La bourse, d'une somme de 180 000 $ répartis sur deux ans, soutiendra M. Al-Zahrani dans le développement d'un système génétique pour déterminer la cause du cancer du sein de type basal. Ce cancer agressif touche de manière disproportionnée les femmes en préménopause les plus jeunes et s'accompagne d'un pronostic clinique relativement défavorable. Ces travaux permettront de mieux le connaître et pourraient améliorer de façon importante les thérapies actuelles.

M. Al-Zahrani continuera à travailler à l'Institut de recherche Lunenfeld-Tanenbaum du Mount Sinai Hospital de Toronto où il est chercheur postdoctoral depuis 2019 dans les laboratoires de Jeffrey Wrana (Ph. D.), un expert mondialement reconnu dans le ciblage cellulaire et de cancer, et de Daniel Schramek (Ph. D.), un expert de réputation mondiale dans le domaine des modèles génétiques du cancer. M. Al-Zahrani a obtenu son doctorat (médecine cellulaire et moléculaire) et son baccalauréat ès sciences (biochimie) à l'Université d'Ottawa et a publié plus d'une douzaine d'articles dans des revues scientifiques et médicales. En tant que Canadien qui a des racines en Écosse et en Arabie saoudite, M. Al-Zahrani est enthousiaste à l'idée de mettre au point de nouvelles techniques médicales qui aideront à soigner des gens partout dans le monde.

Développement de la technique KOALA pour le dépistage rapide d'ADN cancérigène

M. Al-Zahrani mène déjà des travaux inédits pour étudier les modifications du nombre de copies de certains gènes associés au cancer du sein de type basal grâce au développement d'une nouvelle technologie CRISPR in vivo. Ces modifications du nombre de copies concernent des parties de l'ADN ajoutées ou perdues qui provoquent l'apparition de tumeurs à partir de cellules normales, tandis qu'« in vivo » signifie que les expériences sont menées sur des organismes vivants complets. À l'aide du système CRISPR, les chercheurs peuvent modifier les gènes en activant ou en désactivant des parties particulières du code génétique et manipuler ainsi précisément l'ADN. En cherchant à comprendre les mécanismes sous-jacents qui animent les cellules cancéreuses, M. Al-Zahrani se positionne en pionnier de la génétique du cancer du sein de type basal. Ses travaux pourraient permettre de mettre au point de nouvelles approches thérapeutiques.  

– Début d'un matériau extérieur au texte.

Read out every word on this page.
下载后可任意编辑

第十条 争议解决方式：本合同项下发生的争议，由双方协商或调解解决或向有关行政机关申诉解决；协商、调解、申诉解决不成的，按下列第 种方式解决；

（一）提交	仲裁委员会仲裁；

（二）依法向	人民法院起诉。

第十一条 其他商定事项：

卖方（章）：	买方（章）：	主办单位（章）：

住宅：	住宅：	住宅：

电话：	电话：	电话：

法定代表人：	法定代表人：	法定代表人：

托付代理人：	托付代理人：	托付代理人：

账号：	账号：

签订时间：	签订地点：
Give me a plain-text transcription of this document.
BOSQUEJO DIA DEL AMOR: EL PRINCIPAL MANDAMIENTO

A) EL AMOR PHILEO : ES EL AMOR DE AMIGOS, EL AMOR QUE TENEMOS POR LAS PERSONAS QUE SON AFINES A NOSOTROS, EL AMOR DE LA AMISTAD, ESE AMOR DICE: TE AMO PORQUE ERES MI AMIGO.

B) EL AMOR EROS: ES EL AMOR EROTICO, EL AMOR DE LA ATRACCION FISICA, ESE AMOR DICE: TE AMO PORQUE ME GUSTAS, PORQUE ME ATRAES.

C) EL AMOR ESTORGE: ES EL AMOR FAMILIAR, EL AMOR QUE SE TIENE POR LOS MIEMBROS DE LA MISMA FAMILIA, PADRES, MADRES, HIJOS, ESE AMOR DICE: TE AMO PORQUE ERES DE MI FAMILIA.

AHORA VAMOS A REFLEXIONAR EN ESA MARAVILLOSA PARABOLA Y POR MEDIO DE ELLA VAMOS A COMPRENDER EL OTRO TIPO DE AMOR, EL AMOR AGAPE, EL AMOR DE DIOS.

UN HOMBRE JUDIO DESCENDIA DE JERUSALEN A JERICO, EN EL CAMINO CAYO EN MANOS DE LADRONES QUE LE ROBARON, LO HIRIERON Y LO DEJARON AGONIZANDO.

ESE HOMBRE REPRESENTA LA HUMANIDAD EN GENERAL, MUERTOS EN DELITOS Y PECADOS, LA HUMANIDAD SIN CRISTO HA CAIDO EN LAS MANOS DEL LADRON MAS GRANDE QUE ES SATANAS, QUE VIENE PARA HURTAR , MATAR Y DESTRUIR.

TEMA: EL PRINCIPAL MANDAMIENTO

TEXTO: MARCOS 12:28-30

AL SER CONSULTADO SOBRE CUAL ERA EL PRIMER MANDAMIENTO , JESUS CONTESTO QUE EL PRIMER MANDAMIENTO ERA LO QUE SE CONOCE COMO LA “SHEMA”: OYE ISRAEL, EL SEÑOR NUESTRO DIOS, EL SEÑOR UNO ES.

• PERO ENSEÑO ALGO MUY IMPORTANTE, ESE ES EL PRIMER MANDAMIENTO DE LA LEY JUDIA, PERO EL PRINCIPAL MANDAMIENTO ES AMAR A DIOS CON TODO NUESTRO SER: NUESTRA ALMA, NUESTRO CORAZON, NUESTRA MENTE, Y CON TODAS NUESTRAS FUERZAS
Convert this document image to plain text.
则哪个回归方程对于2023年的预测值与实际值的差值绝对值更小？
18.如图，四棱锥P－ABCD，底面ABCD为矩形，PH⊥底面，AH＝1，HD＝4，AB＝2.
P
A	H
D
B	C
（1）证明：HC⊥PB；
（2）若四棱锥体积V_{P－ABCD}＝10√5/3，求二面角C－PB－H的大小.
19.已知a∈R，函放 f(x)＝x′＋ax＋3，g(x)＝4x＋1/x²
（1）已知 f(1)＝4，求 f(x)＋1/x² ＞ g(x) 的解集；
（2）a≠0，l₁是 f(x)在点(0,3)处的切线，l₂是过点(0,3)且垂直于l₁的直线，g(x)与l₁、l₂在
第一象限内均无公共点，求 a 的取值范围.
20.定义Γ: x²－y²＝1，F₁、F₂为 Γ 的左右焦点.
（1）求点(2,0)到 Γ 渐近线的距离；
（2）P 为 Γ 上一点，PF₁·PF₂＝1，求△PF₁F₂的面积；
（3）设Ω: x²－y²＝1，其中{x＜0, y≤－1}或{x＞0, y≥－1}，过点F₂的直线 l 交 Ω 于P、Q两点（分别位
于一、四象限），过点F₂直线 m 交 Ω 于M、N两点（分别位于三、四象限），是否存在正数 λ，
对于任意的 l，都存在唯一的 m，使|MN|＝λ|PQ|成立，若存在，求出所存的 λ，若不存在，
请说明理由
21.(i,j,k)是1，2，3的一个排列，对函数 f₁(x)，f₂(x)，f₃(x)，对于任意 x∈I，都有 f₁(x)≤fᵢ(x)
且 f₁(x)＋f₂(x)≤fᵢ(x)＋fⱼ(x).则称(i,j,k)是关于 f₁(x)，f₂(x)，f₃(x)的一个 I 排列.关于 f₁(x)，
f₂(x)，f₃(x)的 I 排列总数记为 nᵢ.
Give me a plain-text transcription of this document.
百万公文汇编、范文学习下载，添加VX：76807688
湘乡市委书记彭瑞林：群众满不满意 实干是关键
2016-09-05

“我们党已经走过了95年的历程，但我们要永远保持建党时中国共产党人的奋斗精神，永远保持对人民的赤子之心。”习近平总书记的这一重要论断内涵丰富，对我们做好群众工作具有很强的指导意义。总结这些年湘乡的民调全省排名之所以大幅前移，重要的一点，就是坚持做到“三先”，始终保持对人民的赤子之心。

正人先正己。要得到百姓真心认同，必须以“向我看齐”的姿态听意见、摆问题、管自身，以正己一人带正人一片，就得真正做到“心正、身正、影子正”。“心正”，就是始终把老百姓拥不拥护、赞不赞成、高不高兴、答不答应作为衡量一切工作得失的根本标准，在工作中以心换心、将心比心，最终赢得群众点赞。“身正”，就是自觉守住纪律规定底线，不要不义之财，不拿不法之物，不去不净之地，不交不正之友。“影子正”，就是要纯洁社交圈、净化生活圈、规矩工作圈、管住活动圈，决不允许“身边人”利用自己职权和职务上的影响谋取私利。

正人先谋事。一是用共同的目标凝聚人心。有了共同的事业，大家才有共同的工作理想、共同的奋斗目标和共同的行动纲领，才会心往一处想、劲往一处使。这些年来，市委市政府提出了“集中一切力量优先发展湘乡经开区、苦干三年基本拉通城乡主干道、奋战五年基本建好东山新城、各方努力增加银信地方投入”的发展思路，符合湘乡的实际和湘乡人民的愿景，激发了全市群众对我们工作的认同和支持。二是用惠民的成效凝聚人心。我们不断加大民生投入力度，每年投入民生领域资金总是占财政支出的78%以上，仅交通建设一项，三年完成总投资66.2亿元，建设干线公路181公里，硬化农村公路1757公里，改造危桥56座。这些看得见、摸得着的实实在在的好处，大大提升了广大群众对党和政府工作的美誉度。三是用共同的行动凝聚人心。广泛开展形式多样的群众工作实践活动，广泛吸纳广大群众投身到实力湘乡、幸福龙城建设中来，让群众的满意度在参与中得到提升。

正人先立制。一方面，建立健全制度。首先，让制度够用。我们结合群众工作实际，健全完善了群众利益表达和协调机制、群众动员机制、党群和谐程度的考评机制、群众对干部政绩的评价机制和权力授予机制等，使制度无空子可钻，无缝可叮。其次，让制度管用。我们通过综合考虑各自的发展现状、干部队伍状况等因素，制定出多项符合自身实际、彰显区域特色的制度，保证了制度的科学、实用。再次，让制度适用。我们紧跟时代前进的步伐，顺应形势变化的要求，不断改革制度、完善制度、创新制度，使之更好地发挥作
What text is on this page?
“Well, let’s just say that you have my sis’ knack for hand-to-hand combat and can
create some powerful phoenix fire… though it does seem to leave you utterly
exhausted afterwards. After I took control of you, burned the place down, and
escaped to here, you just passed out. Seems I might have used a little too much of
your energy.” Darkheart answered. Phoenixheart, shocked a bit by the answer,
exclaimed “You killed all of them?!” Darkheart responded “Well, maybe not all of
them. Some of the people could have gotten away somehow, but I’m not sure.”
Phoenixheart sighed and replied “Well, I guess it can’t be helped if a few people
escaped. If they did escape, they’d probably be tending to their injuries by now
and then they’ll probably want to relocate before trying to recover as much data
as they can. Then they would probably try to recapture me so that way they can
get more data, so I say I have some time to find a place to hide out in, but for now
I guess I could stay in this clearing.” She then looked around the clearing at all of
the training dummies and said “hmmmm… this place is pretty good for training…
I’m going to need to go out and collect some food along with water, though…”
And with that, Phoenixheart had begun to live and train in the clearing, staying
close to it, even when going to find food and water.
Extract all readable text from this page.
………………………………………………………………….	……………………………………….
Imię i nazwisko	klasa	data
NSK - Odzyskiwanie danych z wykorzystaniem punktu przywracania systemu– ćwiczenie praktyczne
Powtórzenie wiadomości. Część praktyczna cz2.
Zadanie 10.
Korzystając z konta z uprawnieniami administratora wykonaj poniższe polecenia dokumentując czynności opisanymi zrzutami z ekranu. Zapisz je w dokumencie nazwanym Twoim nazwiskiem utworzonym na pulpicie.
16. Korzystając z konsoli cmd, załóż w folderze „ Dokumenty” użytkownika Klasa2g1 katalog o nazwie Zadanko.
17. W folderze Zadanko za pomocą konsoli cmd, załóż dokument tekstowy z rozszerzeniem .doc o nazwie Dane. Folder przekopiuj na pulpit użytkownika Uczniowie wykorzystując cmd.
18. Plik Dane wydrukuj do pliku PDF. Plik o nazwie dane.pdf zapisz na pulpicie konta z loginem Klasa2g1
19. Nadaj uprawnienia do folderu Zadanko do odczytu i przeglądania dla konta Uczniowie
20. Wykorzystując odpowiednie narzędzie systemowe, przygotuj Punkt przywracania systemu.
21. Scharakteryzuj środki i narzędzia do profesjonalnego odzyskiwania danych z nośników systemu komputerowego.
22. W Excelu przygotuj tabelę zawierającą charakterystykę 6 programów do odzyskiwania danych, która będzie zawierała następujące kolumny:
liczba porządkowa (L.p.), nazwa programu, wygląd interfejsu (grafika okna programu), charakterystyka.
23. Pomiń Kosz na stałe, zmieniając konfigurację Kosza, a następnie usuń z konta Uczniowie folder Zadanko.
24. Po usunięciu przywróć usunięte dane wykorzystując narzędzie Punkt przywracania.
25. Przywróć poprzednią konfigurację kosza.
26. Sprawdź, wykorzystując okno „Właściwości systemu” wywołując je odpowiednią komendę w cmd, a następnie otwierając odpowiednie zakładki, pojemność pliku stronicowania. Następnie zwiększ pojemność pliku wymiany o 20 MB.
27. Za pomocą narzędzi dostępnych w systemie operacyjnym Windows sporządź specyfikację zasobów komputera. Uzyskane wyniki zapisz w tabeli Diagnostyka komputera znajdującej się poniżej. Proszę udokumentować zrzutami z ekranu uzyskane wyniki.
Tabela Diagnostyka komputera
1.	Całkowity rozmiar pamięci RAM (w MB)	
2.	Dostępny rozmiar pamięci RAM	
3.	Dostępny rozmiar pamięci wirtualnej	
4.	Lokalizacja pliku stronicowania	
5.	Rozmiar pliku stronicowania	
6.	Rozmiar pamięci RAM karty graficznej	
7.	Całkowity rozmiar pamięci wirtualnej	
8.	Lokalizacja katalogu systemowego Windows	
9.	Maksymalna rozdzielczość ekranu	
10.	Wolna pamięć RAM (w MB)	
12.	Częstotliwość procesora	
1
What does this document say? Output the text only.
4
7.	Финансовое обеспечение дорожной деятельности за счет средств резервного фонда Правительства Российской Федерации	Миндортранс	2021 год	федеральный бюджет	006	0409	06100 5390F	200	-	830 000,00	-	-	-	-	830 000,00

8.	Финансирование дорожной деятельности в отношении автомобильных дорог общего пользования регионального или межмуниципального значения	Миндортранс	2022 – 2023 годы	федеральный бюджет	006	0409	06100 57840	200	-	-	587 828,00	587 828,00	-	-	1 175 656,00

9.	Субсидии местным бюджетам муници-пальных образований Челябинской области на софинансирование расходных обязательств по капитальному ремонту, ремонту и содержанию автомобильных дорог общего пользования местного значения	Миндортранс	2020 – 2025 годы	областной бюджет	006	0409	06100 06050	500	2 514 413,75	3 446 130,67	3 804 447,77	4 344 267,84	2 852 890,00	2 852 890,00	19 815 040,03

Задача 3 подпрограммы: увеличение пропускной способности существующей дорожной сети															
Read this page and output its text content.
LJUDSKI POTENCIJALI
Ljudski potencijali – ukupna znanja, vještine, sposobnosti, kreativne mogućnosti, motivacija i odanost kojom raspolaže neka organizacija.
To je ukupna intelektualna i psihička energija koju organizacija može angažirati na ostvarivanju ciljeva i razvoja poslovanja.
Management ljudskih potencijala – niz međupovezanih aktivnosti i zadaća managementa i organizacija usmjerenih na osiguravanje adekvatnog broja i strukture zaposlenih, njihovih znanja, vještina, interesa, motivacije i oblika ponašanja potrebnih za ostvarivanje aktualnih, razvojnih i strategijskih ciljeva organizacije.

En deux ans, M. Al-Zahrani a construit 14 systèmes de ciblage génique dans l'espoir de trouver celui qui permettra de cibler et de dépister des cellules cancéreuses précises. Il a ainsi mis au point une technologie baptisée KOALA (de l'anglais Knock-Out and Activation Linked Assay) qui, couplée à la technique CRISPR, permet de sélectionner certaines parties du code génétique et de déclencher des activations et des désactivations précises. Après avoir surmonté de nombreux obstacles, il a finalement réussi à obtenir un système utilisable sur des souris. Sa méthode permettra de dépister des gènes particuliers associés au cancer du sein de type basal et pourrait aboutir à l'identification des parties du code génétique qui déclenchent le développement des tumeurs. Qui plus est, la technique KOALA permet de dépister rapidement, par un test unique, des milliers de gènes cancérigènes alors que les techniques conventionnelles ne peuvent cibler qu'un gène cancérigène à la fois. M. Al-Zahrani a validé l'efficacité de son système en découvrant plusieurs nouvelles cibles potentielles pour le traitement du cancer du sein de type basal. Il s'agit d'une étape essentielle dans l'étude du cancer du sein puisqu'elle permet de recenser des gènes cancérigènes importants de manière plus rapide et plus économique. Combinée aux thérapies géniques antitumorales conventionnelles, l'identification de gènes cancérigènes particuliers permet la mise au point d'approches thérapeutiques très ciblées.

Bien que les modèles qui utilisent les souris se soient avérés adéquats pour les premières expériences, M. Al-Zahrani va poursuivre méticuleusement ses travaux à partir d'échantillons prélevés sur des patients. Ces avancées pourraient permettre de découvrir de nouveaux traitements anticancéreux efficaces et d'améliorer le pronostic associé au cancer du sein de type basal.